I found him boring. Morris is no Gaetano. He lacks charisma.

She stopped short of saying (or the Monitor reporter just didn’t transcribe that part) that he was the kind of challenged that can’t shit and think at the same time and that is why he spent so long in the can. 

Going face: today was International Eradication Poverty day. There is a day for everything, it seems. Earlier this week, I recall hearing that it was international hand washing day. Hand washing day. There is a guy at work who smells like he hasn’t even have a body washing day all week but let us not digress further.

And here, In honour of IEPDay, some thoughts on poverty eradication: 

The most effective weapon against poverty has always been wealth. So to eradicate poverty, make money, or enable the making of money. Buy Ugandan wherever possible, guys. Support local industries and companies and services as much as you can. 

But don’t buy the shit stuff—let the guys who make shit products go out of business. I mean the good stuff that is made in Uganda.

It’s the weekend and I need to skate. Before I go there are two things: One is an apology for a grevious wrong wrought, that isn’t even my fault.

There was a day a couple of weeks ago when I wrote a thesis about development, and urged that we should emulate Icleand if we wish to develop. Well, Iceland is broke. 

As in last week they were looking at the possibility of declaring bankruptcy AS A NATION.

Now I’m off. I have proggie this weekend. 

Kwambox Returns

Kwambox left the Big Brother house on Sunday, taking with her every last iota of interest I had left in the whole show. 

Which should not be taken as an honest criticism of the programme. The fact that I hardly ever even watched it at all renders me soundly unqualified to comment on it. That is, unqualified to comment in anything but a shamelessly deceitful way. Which I shall now proceed to do.

Sheila Kwamboka became the most recent Big Brother evictee this Sunday, but the feisty Kenyan refused to leave quietly and achieved what University of Johannesburg statisticians believe could quite possibly be the fastest single-backhanded castration in history when Thami stupidly began to giggle after her name was announced.

Asked whether he will disrupt the show now that Thami’s balls are gone, Big Brother producers replied that they saw no reason to interrupt the proceedings. Thami wasn’t using his testicles that much anyway and if the time ever came when he had urgent need for a pair, Mimi would be more than happy to lend him hers.

Kwambox is out of the house now, but inside there is thick sense of fear. As she was dragged out of the door, kick and screaming in the hands of the burly BBA security men, she promised fiery and certain and painful retributions and the housemates do not know when or how they will arrive, but are certain that they are coming soon.

Tawana is particularly frightened. A special set of branded Big Brother Adult Diapers had to be issued to contain leakage since it became obvious that she was going to piss herself every time she heard a sudden noise and nothing could be done to stop it.

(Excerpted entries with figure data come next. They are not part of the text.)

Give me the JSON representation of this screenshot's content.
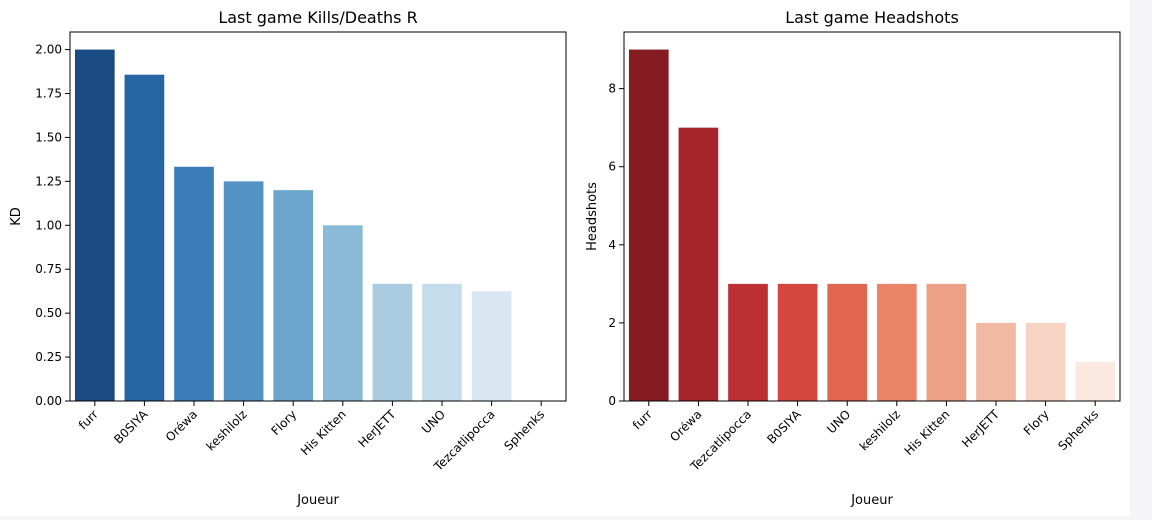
{
  "chart_data": [
    {
      "type": "bar",
      "title": "Last game Kills/Deaths R",
      "xlabel": "Joueur",
      "ylabel": "KD",
      "ylim": [
        0,
        2.1
      ],
      "yticks": [
        "0.00",
        "0.25",
        "0.50",
        "0.75",
        "1.00",
        "1.25",
        "1.50",
        "1.75",
        "2.00"
      ],
      "categories": [
        "furr",
        "B0SIYA",
        "Oréwa",
        "keshilolz",
        "Flory",
        "His Kitten",
        "HerJETT",
        "UNO",
        "Tezcatlipocca",
        "Sphenks"
      ],
      "values": [
        2.0,
        1.857,
        1.333,
        1.25,
        1.2,
        1.0,
        0.667,
        0.667,
        0.625,
        0.0
      ],
      "colors": [
        "#1a4a82",
        "#2565a3",
        "#3a7db8",
        "#5392c2",
        "#6ba5cd",
        "#8bbad8",
        "#aacce1",
        "#c5dcec",
        "#d9e7f3",
        "#ecf3fa"
      ],
      "grid": false
    },
    {
      "type": "bar",
      "title": "Last game Headshots",
      "xlabel": "Joueur",
      "ylabel": "Headshots",
      "ylim": [
        0,
        9.45
      ],
      "yticks": [
        "0",
        "2",
        "4",
        "6",
        "8"
      ],
      "categories": [
        "furr",
        "Oréwa",
        "Tezcatlipocca",
        "B0SIYA",
        "UNO",
        "keshilolz",
        "His Kitten",
        "HerJETT",
        "Flory",
        "Sphenks"
      ],
      "values": [
        9,
        7,
        3,
        3,
        3,
        3,
        3,
        2,
        2,
        1
      ],
      "colors": [
        "#841c22",
        "#a4262b",
        "#bc3034",
        "#d5463c",
        "#e0664f",
        "#e98468",
        "#eda085",
        "#f1b9a2",
        "#f6d3c2",
        "#fbe8df"
      ],
      "grid": false
    }
  ]
}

Morris has described his feelings as “mystical” and said he felt “enigmatic” before adding, “It has decalcified my magnanimity and bedecked my consternation likewise.”

University of Johanesburg statisticians were asked to translate, but they are still too busy trying to decode his speeches from three weeks ago.

Finally, TK vanished the night before last. There were scratch marks on the wall of the BBA house and rumours of a sighting at the Kenya Airways terminal at the airport, which have prompted a slew of brochures from Anti-Stalking bodyguard firms to fly to Sheila’s hotel.